I thought

%

represented modulus

5 % 4 = 1

22 % 8 = 6

18 % 2 = 0

Reminds me something that confused me at elementary school, when we were taught division we wouldn't use ÷ but %... like um, what? That's a percent sign. There was no confusion in the calculations provided, but c'mon! Luckily in high school we'd be using : instead (which at least resembles ÷), while for multiplication either we'd use · or ditch the sign altogether.

I remember that, but it wasn't a percent sign! Sometime between elementary and high school, teachers transitioned between the sign on the left to the sign on the right. Clearly the sign on the right is totally clear and unambiguous. Can't possibly be mistaken for anything else...

I thought

%

represented modulus

5 % 4 = 1

22 % 8 = 6

18 % 2 = 0

I've really only seen that in programming languages that inherited it from C (and Fortran?) and in documents aimed at such programmers. In math it's just generally written "mod".

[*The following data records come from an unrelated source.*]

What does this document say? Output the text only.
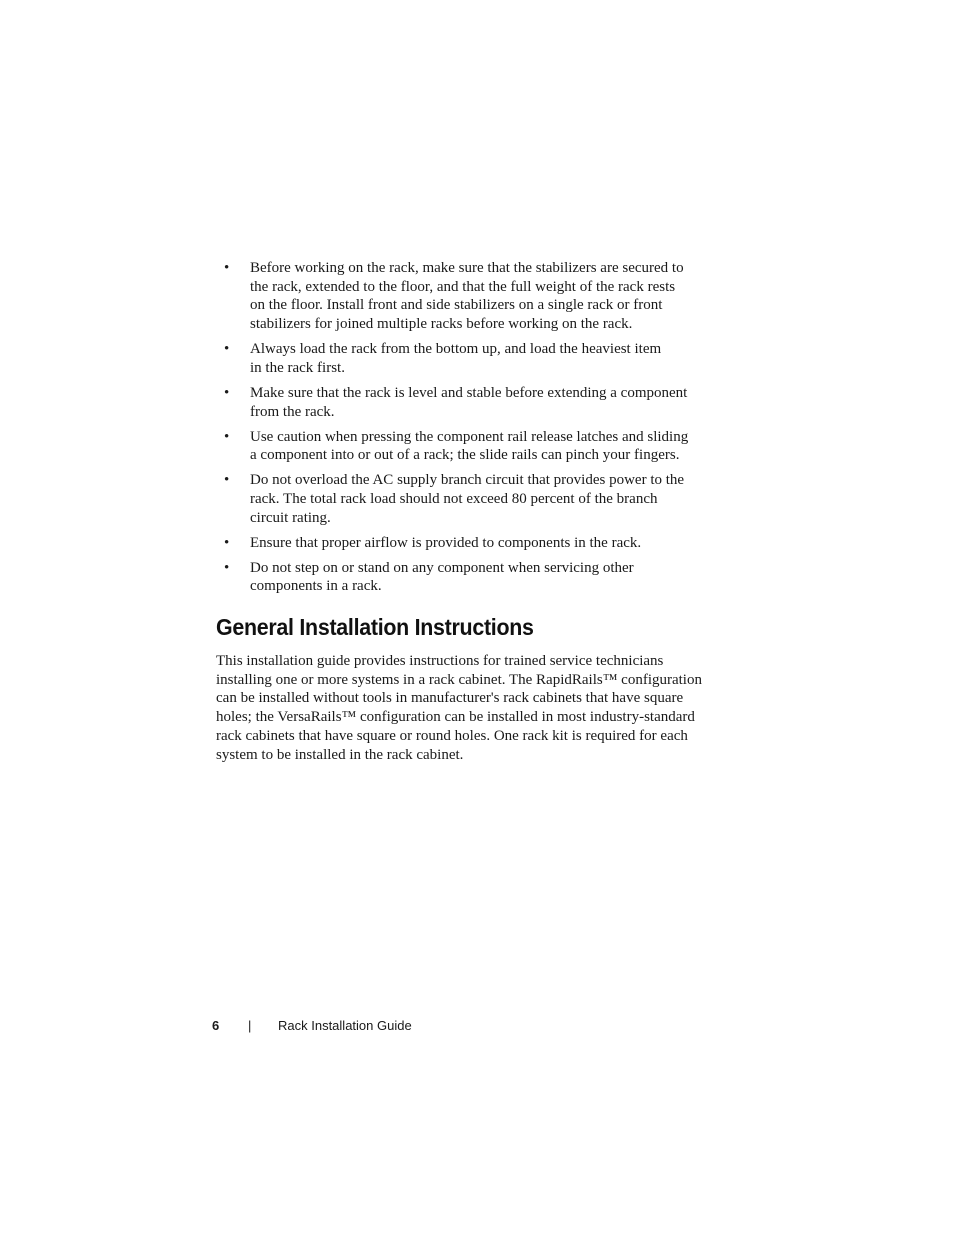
• Before working on the rack, make sure that the stabilizers are secured to
the rack, extended to the floor, and that the full weight of the rack rests
on the floor. Install front and side stabilizers on a single rack or front
stabilizers for joined multiple racks before working on the rack.
• Always load the rack from the bottom up, and load the heaviest item
in the rack first.
• Make sure that the rack is level and stable before extending a component
from the rack.
• Use caution when pressing the component rail release latches and sliding
a component into or out of a rack; the slide rails can pinch your fingers.
• Do not overload the AC supply branch circuit that provides power to the
rack. The total rack load should not exceed 80 percent of the branch
circuit rating.
• Ensure that proper airflow is provided to components in the rack.
• Do not step on or stand on any component when servicing other
components in a rack.
General Installation Instructions

This installation guide provides instructions for trained service technicians
installing one or more systems in a rack cabinet. The RapidRails™ configuration
can be installed without tools in manufacturer's rack cabinets that have square
holes; the VersaRails™ configuration can be installed in most industry-standard
rack cabinets that have square or round holes. One rack kit is required for each
system to be installed in the rack cabinet.

6 | Rack Installation Guide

I think that was the joke ;P

I have to admit, I didn't read all the pages of this topic, however...

The problem lies in wether you have to apply the "precedence rule of implied multiplication" or not. But first, I'll show a different example:

a / 2a    = 1 / 2
a / 2 * a = 0.5a * a

The results are different. If you write down an expression with this kind of notation, the devision is applied to it's surrounding terms, in this case 6 and 2a, and thus results in the calculation a / (2 * a), and not in (a / 2) * a.
The same applies to the equation given in the first post: 2(1 + 2) is the seconds term for the devision, and just inserting the sign for multiplication changes the entire expression. In order to insert the multiplication without changing the expression, you'll need to use parentheses, so you get:

6 / 2(1+2) = 6 / (2 * (1+2)) = 1

The problem is not about what calculation to do first, but it's more about how you can place additional parentheses without changing the expression.
And you can avoid it, as already mentioned, by not using ASCII notation for expressions

6/2(1+2)

6i/2i(1+2)i

6i/2i(i+2i)

6i/2(-1+-2)

6i/(-2+-4)

6i/-6

i/-1

-i

6/2(1+2)

6i/2i(1+2)i

6i/2i(i+2i)

6i/2(-1+-2)

6i/(-2+-4)

6i/-6

i/-1

-i

You added one too many i's on line two.

I know we had a discussion about this in class, partially because different calculators give different results to this. I'm pretty sure we used to consider 2/ab to be 2/(ab) for example.

I'm honestly not sure this is well-defined. When you do it on paper or in a text book, you'll use those horizontal lines for division which will make it much more clear. In that case, you'll usually not have brackets on either side of that line, which means that when you serialize it to single-line format, it's easy to forget/not-want-to to wrap both sides in brackets..

Take "46abc/2ac", I would mentally parse that as (46abc)/(2ac) while others would parse it as (46abc/2)ac. I also know that different calculators will vary in their interpretation. Maybe there is (or at least was) no standard, leaving this to be an implementation defined serialization issue..?

6/2(1+2)

6i/2i(1+2)i

6i/2i(i+2i)

6i/2(-1+-2)

6i/(-2+-4)

6i/-6

i/-1

-i

You added one too many i's on line two.

Ah. Sorry, sorry.

Here we go:

n/2 = 3/1(0.5+1)

n/2 = 3/1(1.5)

n/2 = 3/1.5

n = 2

n = 2*2

n = 4

This is the same thing as the 48 / 2(9+3) problem that was floating around a couple years back. Math needs to be exact with its rules for everybody to get the same answer. But that question is intentionally ambiguous so I think people fallback to whatever they were taught: traditional order of operations or the PEMDAS rule. This is a good case for specifically laying out what you are asking so there isn't this kind of problem. If there was an explicit multiplication symbol between the two and parenthesis then everybody would always get the same answer.